As mentioned above, improvement may not always mean an increase in the Lead Velocity Rate but companies should report on this metric and use it as a guide to measure needed sales team growth or reduction month over month. If the Lead Velocity Rate increases and not all MQLs created in the month were messaged by sales, this indicates the need for additional sales team members as we have increased the volume of records but the sales team’s capacity has reached its limit. A company’s Lead Velocity Rate increases month over month but their conversion rate from MQL to SAL or SAL to SQL decreasing is also a way to identify a change in MQL rules that are creating more MQLs that really aren’t qualified.
How can a company improve Lead Velocity with HubSpot Marketing Hub?
Companies can improve Lead Velocity tracking with HubSpot by taking advantage of some out of box features listed below:
Original Source Tracking
While Source tracking may not seem relevant to Lead Velocity, it very much is. As marketers take actions to generate records, ultimately records will be created from those efforts. HubSpot’s automatic Original Source tracking allows marketers to easily identify the number of records they are generating from various channels without needing to do anything other than follow HubSpot’s prescribed UTM structure. Where other tools require you to build a process to manage this, HubSpot enables this out of the box which allows Marketers to see their records generated by channel and the MQLs created from these channels to help them decide where to continue investing their money. These sources should also be used when reporting on Marketing Sourced Qualified Lead as this field allows you to exclude records sourced by the sales team that may have contributed to our pipeline number, but should be excluded from your team’s qualified lead number.
HubSpot enables dynamic scoring fields that help marketers compare records to determine which records should be sent to sales.
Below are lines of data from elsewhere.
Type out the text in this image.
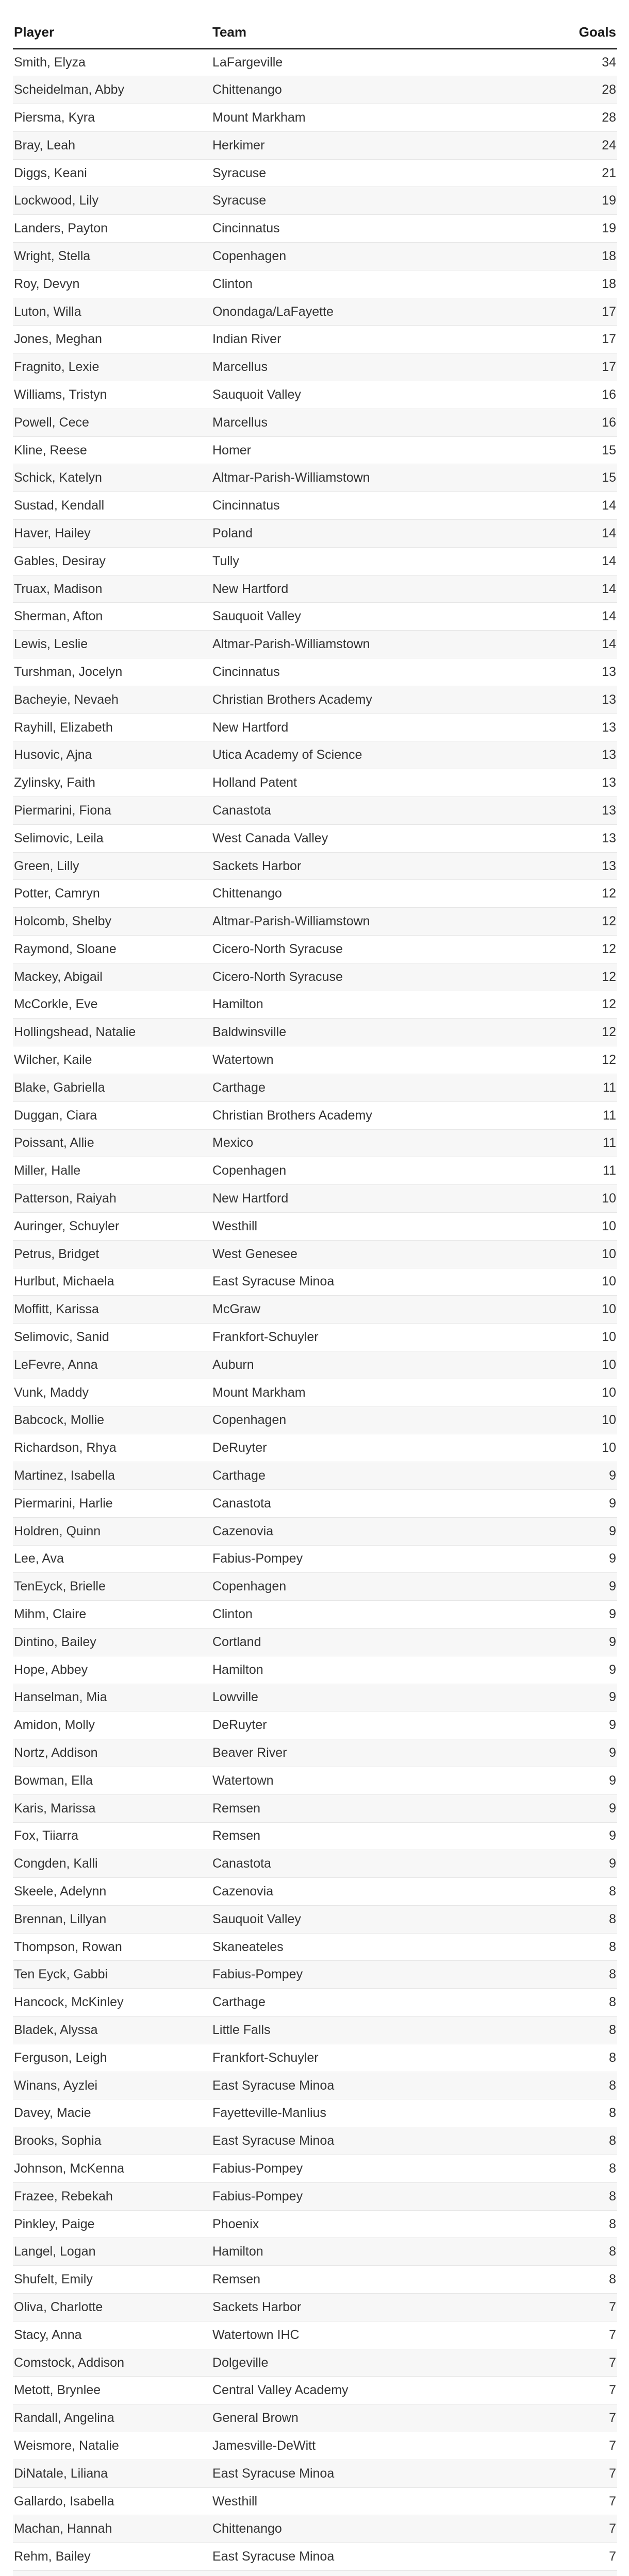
Player	Team	Goals
Smith, Elyza	LaFargeville	34
Scheidelman, Abby	Chittenango	28
Piersma, Kyra	Mount Markham	28
Bray, Leah	Herkimer	24
Diggs, Keani	Syracuse	21
Lockwood, Lily	Syracuse	19
Landers, Payton	Cincinnatus	19
Wright, Stella	Copenhagen	18
Roy, Devyn	Clinton	18
Luton, Willa	Onondaga/LaFayette	17
Jones, Meghan	Indian River	17
Fragnito, Lexie	Marcellus	17
Williams, Tristyn	Sauquoit Valley	16
Powell, Cece	Marcellus	16
Kline, Reese	Homer	15
Schick, Katelyn	Altmar-Parish-Williamstown	15
Sustad, Kendall	Cincinnatus	14
Haver, Hailey	Poland	14
Gables, Desiray	Tully	14
Truax, Madison	New Hartford	14
Sherman, Afton	Sauquoit Valley	14
Lewis, Leslie	Altmar-Parish-Williamstown	14
Turshman, Jocelyn	Cincinnatus	13
Bacheyie, Nevaeh	Christian Brothers Academy	13
Rayhill, Elizabeth	New Hartford	13
Husovic, Ajna	Utica Academy of Science	13
Zylinsky, Faith	Holland Patent	13
Piermarini, Fiona	Canastota	13
Selimovic, Leila	West Canada Valley	13
Green, Lilly	Sackets Harbor	13
Potter, Camryn	Chittenango	12
Holcomb, Shelby	Altmar-Parish-Williamstown	12
Raymond, Sloane	Cicero-North Syracuse	12
Mackey, Abigail	Cicero-North Syracuse	12
McCorkle, Eve	Hamilton	12
Hollingshead, Natalie	Baldwinsville	12
Wilcher, Kaile	Watertown	12
Blake, Gabriella	Carthage	11
Duggan, Ciara	Christian Brothers Academy	11
Poissant, Allie	Mexico	11
Miller, Halle	Copenhagen	11
Patterson, Raiyah	New Hartford	10
Auringer, Schuyler	Westhill	10
Petrus, Bridget	West Genesee	10
Hurlbut, Michaela	East Syracuse Minoa	10
Moffitt, Karissa	McGraw	10
Selimovic, Sanid	Frankfort-Schuyler	10
LeFevre, Anna	Auburn	10
Vunk, Maddy	Mount Markham	10
Babcock, Mollie	Copenhagen	10
Richardson, Rhya	DeRuyter	10
Martinez, Isabella	Carthage	9
Piermarini, Harlie	Canastota	9
Holdren, Quinn	Cazenovia	9
Lee, Ava	Fabius-Pompey	9
TenEyck, Brielle	Copenhagen	9
Mihm, Claire	Clinton	9
Dintino, Bailey	Cortland	9
Hope, Abbey	Hamilton	9
Hanselman, Mia	Lowville	9
Amidon, Molly	DeRuyter	9
Nortz, Addison	Beaver River	9
Bowman, Ella	Watertown	9
Karis, Marissa	Remsen	9
Fox, Tiiarra	Remsen	9
Congden, Kalli	Canastota	9
Skeele, Adelynn	Cazenovia	8
Brennan, Lillyan	Sauquoit Valley	8
Thompson, Rowan	Skaneateles	8
Ten Eyck, Gabbi	Fabius-Pompey	8
Hancock, McKinley	Carthage	8
Bladek, Alyssa	Little Falls	8
Ferguson, Leigh	Frankfort-Schuyler	8
Winans, Ayzlei	East Syracuse Minoa	8
Davey, Macie	Fayetteville-Manlius	8
Brooks, Sophia	East Syracuse Minoa	8
Johnson, McKenna	Fabius-Pompey	8
Frazee, Rebekah	Fabius-Pompey	8
Pinkley, Paige	Phoenix	8
Langel, Logan	Hamilton	8
Shufelt, Emily	Remsen	8
Oliva, Charlotte	Sackets Harbor	7
Stacy, Anna	Watertown IHC	7
Comstock, Addison	Dolgeville	7
Metott, Brynlee	Central Valley Academy	7
Randall, Angelina	General Brown	7
Weismore, Natalie	Jamesville-DeWitt	7
DiNatale, Liliana	East Syracuse Minoa	7
Gallardo, Isabella	Westhill	7
Machan, Hannah	Chittenango	7
Rehm, Bailey	East Syracuse Minoa	7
Whether these scoring fields are configured for firmographic scoring (based on the company’s ideal customer profile) or behavior scoring, using this out of box feature will give your team better control over who you consider to be qualified which ultimately impacts your monthly qualified lead volume. It also enables you to restrict passing records to sales who may not be ready or a conversation which reduces your qualified lead volume but may help with your conversion rates through the rest of your sales processes.
HubSpots out of box Lifecycle Stage field and date time stamps provide a structure to track who is actively being engaged with by sales as well as those who you have not sent to sales yet. While you do need to build automations to manage the Lifecycle Stage for records, the system will automatically capture date time values as records enter a stage as well as restrict a record from moving backwards if they have already progressed further down the funnel. While this may not seem relevant, having a “Became a Marketing Qualified Lead” datetime field enables you to very easily report on the number of Qualified Leads you have generated month over month and is critical for enabling your ability to track Lead Velocity.
While there are many KPIs that are relevant to Marketing Operations and tracking your company’s success, the Lead Velocity Rate is unique in its ability to help you understand your marketing team’s contribution to the pipeline relative to the previous month. Tracking this metric will allow you to dive deeper into why the number has increased or decreased and force you to do additional research to explain why the number has shifted and whether that is good or bad based on your goals. It will help you determine if you are overwhelming your sales team with inbound work or if they have more capacity for outbound work during a given month. Hopefully this article has armed you with the tools you need to track and calculate your Lead Velocity as well as debunking the misconception that this number should always be growing for your business to be successful.